Assessing the cumulative effects of nearshore habitat restoration actions for multiple populations of juvenile salmon in Whidbey Basin, Washington: Foundation and approach for synthesis and evaluation

Kathryn L Sobocinski^1*Michael LeMoine²Joshua Chamberlin³Letitia Conway-Cranos⁴Annelise Del Rio⁵Heida Diefenderfer⁶Correigh Greene³Jason Hall⁷Gary E. Johnson⁸Ronald M. Thom⁸Elene Trujillo⁹Todd Zackey¹⁰

• ¹Department of Environmental Sciences and Marine and Coastal Science, Western Washington University, Bellingham, United States
• ²Research and Recovery Program, Skagit River System Cooperative, LaConner, WA, United States
• ³Fish Ecology Division, Northwest Fisheries Science Center, NOAA Fisheries, Seattle, Washington, United States
• ⁴Estuary and Salmon Restoration Program, Washington Department of Fish and Wildlife, Olympia, Washington, United States
• ⁵Science and Evaluation, Puget Sound Partnership, Olympia, WA, United States
• ⁶Coastal Sciences Division, Pacific Northwest National Laboratory (DOE), Sequim, Washington, United States
• ⁷Watershed Sciences Lab, Cramer Fish Sciences, Issaquah, WA, United States
• ⁸Retired, Coastal Sciences Division, Pacific Northwest National Laboratory (DOE), Sequim, Washington, United States
• ⁹Puget Sound Partnership, Olympia, WA, United States
• ¹⁰Marine and Nearshore Programs, Tulalip Tribes, Tulalip, WA, United States

Ecosystem restoration is a common tool for re-establishing ecosystem processes, structures, and functions to improve biodiversity and services in coastal and estuarine ecosystems.
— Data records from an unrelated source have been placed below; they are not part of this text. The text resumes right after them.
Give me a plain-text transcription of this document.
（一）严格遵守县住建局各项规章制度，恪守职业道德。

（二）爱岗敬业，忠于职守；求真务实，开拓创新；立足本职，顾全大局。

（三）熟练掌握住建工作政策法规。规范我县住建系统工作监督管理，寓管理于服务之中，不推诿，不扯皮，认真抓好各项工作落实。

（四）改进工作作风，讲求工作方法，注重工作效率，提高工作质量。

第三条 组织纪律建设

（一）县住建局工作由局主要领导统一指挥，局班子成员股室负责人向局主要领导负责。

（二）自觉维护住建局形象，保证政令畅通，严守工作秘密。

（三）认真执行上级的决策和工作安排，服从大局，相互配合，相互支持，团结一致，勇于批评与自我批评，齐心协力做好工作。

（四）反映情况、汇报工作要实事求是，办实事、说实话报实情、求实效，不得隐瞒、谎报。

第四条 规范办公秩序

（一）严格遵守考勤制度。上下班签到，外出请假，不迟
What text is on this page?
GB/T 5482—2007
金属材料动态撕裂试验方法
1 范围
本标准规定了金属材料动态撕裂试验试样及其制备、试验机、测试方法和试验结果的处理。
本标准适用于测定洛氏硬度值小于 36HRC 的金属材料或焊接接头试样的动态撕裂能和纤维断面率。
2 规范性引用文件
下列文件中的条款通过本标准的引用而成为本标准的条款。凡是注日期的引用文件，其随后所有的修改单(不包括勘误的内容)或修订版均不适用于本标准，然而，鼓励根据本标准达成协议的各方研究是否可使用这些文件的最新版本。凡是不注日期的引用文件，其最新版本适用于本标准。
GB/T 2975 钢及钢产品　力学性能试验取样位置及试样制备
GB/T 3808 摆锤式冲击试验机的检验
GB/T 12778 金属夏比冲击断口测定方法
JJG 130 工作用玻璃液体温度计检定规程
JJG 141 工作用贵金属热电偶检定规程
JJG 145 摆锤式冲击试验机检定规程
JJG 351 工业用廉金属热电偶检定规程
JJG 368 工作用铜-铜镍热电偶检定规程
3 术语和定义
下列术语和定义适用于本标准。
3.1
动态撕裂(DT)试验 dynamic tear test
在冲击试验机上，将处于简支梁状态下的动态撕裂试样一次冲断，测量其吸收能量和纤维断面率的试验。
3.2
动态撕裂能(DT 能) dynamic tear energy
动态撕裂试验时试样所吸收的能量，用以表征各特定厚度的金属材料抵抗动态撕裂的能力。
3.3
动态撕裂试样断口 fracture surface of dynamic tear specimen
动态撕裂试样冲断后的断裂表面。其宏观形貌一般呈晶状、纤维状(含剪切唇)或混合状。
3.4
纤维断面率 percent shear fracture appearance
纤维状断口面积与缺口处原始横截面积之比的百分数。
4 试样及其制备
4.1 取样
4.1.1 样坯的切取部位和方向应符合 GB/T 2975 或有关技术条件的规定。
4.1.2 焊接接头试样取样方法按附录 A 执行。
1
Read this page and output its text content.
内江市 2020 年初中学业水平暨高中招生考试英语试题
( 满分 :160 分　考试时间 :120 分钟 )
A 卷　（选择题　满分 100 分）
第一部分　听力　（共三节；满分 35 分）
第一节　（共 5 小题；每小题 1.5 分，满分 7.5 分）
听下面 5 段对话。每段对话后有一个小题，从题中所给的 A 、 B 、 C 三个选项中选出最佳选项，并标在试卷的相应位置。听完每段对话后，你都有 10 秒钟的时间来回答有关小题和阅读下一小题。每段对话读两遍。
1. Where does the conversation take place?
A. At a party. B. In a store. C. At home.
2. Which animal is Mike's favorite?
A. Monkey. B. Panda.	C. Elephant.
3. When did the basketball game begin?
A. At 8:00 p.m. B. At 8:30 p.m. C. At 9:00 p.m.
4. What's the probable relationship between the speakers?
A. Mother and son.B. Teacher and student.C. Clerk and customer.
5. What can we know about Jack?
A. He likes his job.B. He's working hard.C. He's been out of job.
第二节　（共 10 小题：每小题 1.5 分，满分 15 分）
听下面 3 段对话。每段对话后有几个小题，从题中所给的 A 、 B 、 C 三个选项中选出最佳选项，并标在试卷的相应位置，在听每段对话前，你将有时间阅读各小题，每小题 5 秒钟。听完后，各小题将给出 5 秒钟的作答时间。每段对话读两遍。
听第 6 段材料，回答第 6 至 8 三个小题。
In the Salish Sea, salmon habitats have been fragmented, reduced in size, and diminished in quality, and the ecosystem processes that form and sustain these habitats have been degraded and disrupted as well. This loss is especially prevalent in estuaries, where up to 90% of former salmon habitat has been lost or compromised. Salmon species are integral to the identities and cultures of people in the Pacific Northwest, yet salmon abundances remain at historic lows, especially in urbanized areas. Recent investments in restoration are creating rearing habitat and repairing lost ecosystem function. However, restoration efforts in this region have proceeded at the site scale, with less attention to big-picture thinking regarding how restoration will effectively recover degraded or lost habitats for target species. As a result, no landscape-scale evaluation program exists, and the cumulative benefits of multiple interventions are unknown. We describe innovative methods for science synthesis related to the evaluation of cumulative effects of ecosystem restoration for Pacific salmon, using years of existing, but disparate data. Building from previous work on cumulative effects evaluation and incorporating a hierarchy of hypotheses approach, we propose using causal inference across numerous hypotheses in a framework to assess the cumulative benefits to Pacific salmon from multiple estuarine restoration projects. We present the framework as a method that can be used to address many complex questions with disparate data and provide examples from the Salish Sea where the approach is being implemented. The framework draws on science synthesis from numerous fields and uses a hierarchy of hypotheses, causal analysis at multiple scales, and hierarchy of synthesis for assessing multiple lines of evidence documenting restoration effects on Pacific salmon. We propose causal inference to synthesize dissimilar data streams, in our case, to identify various manifestations of cumulative effects of restoration and benefits to salmon, and to further inform restoration and recovery planning.